The treatments for patients with ILC are similar to those for patients with IDC, and the prognoses have been reported [32, 41].ILC is often diagnosed as a later stage and larger tumor size, with numerous lymph node positive results. Neoadjuvant chemotherapy was reported as being less effective for ILC patients [10, 42], while aromatase inhibitors were reported to have more benefits to patients with ILC than IDC [43]. In general, endocrine therapy was one of the most important treatments for patients with positive hormone status. Tamoxifen, ovarian function suppression, and anastrozol were used and reported to be effective strategies for patients with luminal type breast cancer[44-46].The aromatase inhibitor was recommended for postmenopausal ILC patients[47], but there still exist some questions concerning the type and the duration of treatment [48]. A definition of what constitutes a patient in the high-risk group still remains to be determined.

This study emphasized the different prognoses of ILC and IDC when grouped by ER/PR status. Our results showed that the ILC subgroup had a higher risk than the IDC group in terms of long-term survival. The ILC patients with hormone receptor status ER+/PR-had a poorer survival than the other groups. ILC patients in late stage had obviously poorer outcome than IDC, regardless of the receptor status. In our study, ILC was associated with a more advanced tumor stage. Tumor stage, hormone receptor status and histological type should be taken into account when evaluating the clinical outcome and therapy strategies of patients. Given that the ER+/PR- subgroup in ILC was the group less sensitive to endocrine therapy, the use of a stronger endocrine therapy procedure, and other comprehensive therapies may need to be considered.
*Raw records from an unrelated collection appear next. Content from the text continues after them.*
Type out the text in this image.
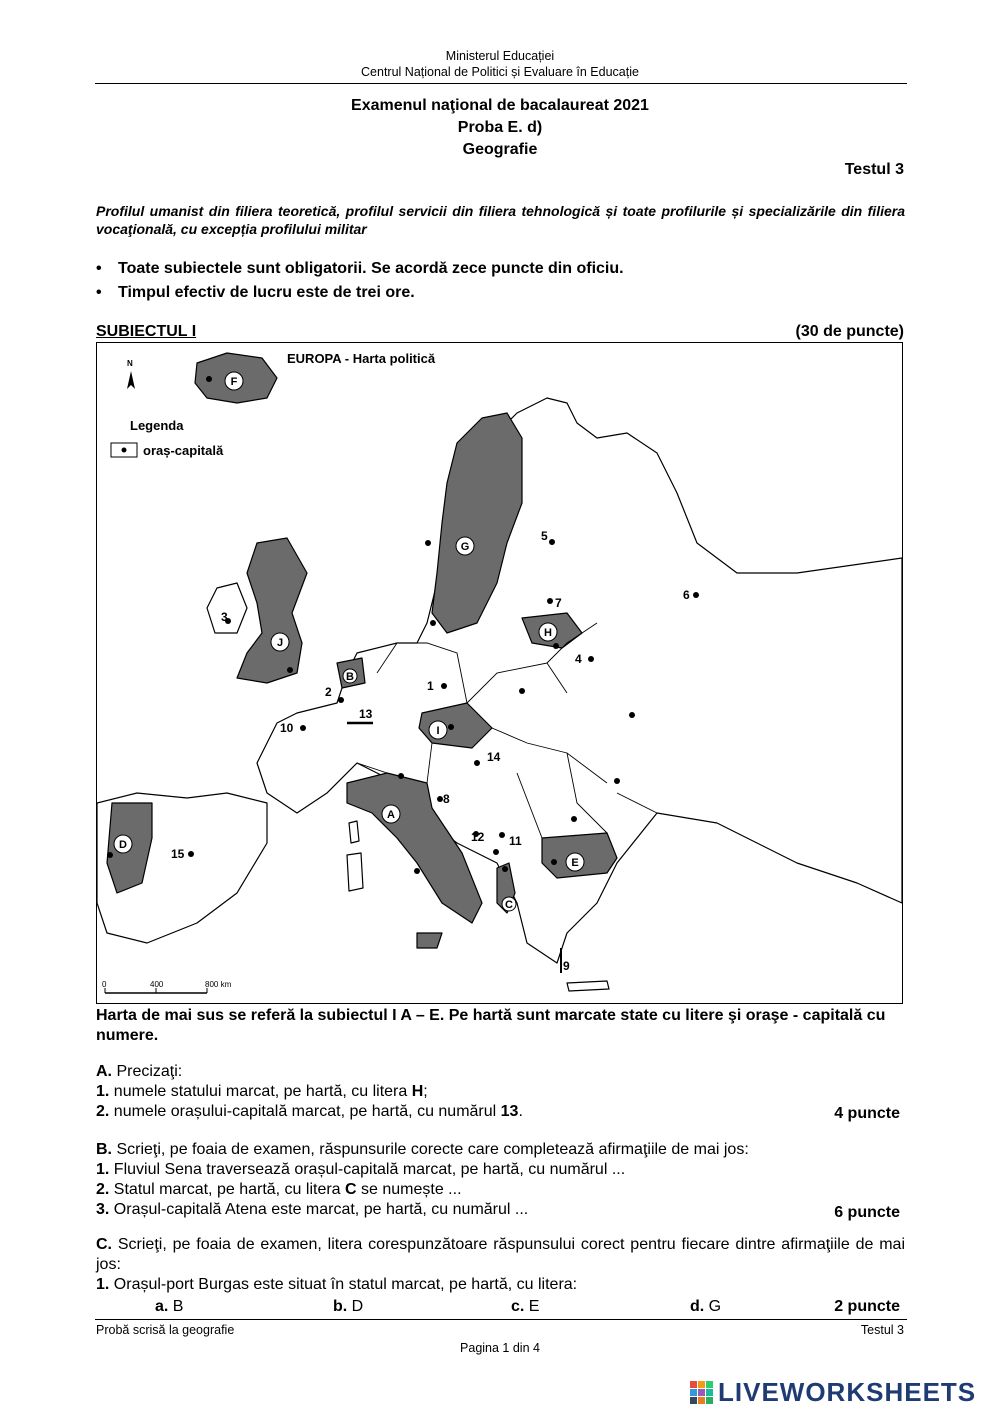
Ministerul Educației
Centrul Național de Politici și Evaluare în Educație
Examenul naţional de bacalaureat 2021
Proba E. d)
Geografie
Testul 3
Profilul umanist din filiera teoretică, profilul servicii din filiera tehnologică și toate profilurile și specializările din filiera vocaţională, cu excepția profilului militar
• Toate subiectele sunt obligatorii. Se acordă zece puncte din oficiu.
• Timpul efectiv de lucru este de trei ore.
SUBIECTUL I	(30 de puncte)
EUROPA - Harta politică
N
Legenda
oraș-capitală
0	400	800 km
F
G
H
J
B
I
A
D
E
C
1
2
3
4
5
6
7
8
9
10
11
12
13
14
15
Harta de mai sus se referă la subiectul I A – E. Pe hartă sunt marcate state cu litere şi oraşe - capitală cu numere.
A. Precizaţi:
1. numele statului marcat, pe hartă, cu litera H;
2. numele orașului-capitală marcat, pe hartă, cu numărul 13.	4 puncte
B. Scrieţi, pe foaia de examen, răspunsurile corecte care completează afirmaţiile de mai jos:
1. Fluviul Sena traversează orașul-capitală marcat, pe hartă, cu numărul ...
2. Statul marcat, pe hartă, cu litera C se numește ...
3. Orașul-capitală Atena este marcat, pe hartă, cu numărul ...	6 puncte
C. Scrieţi, pe foaia de examen, litera corespunzătoare răspunsului corect pentru fiecare dintre afirmaţiile de mai jos:
1. Orașul-port Burgas este situat în statul marcat, pe hartă, cu litera:
a. B	b. D	c. E	d. G	2 puncte
Probă scrisă la geografie	Testul 3
Pagina 1 din 4
LIVEWORKSHEETS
Although the follow-up time in patients with metastatic disease was limited, wefound that bone metastatic disease at first was a greater risk to IDC patients in short-term survival, while liver metastasis indicated a poorer prognosis for ILC. Use of chemotherapy might be important for ILC patients having a worse prognosis due to liver metastasis. Bone therapy could also be useful for the high incidence and worse survival of IDC group. Because ILC is more likely to be diagnosed with distant metastasis in the late stage, combination of chemotherapy and hormone therapy may be beneficial. The American Society of Clinical Oncology Guidelines, recommended endocrine therapy as an initial treatment for hormone receptor positive metastatic breast cancers [49].

In summary, this study was based on a population-based cancer registry to overcome a limited sample size. A comprehensive comparison of the clinical characteristics and survival prognoses of ILC and IDC were performed. In addition, in-depth analyses of hormone receptor status and metastasis sites were performed. However, some limitations to the study exist. This was a retrospective study. The data was updated to 2013, but some information regardingHER2and metastasis site records were only available after 2010. Lastly, the recurrence and the treatment information were unavailable.

Conclusions

ILC should be treated as an independent disease, which has different biological behaviors. The long-term prognosis of ILC is poorer than that of IDC, and the ER+/PR- subgroup has the worst outcome. Metastasis diseases show poor survival, and different histological types differed in their survival depending on the metastasis sites. Endocrine therapy should be increased, and other comprehensive therapies should be considered, especially for the ER+/PR- subgroup of ILC patients. The metastasis pattern and prognosis should be considered when determining the use of combinations of endocrine therapy and chemotherapy.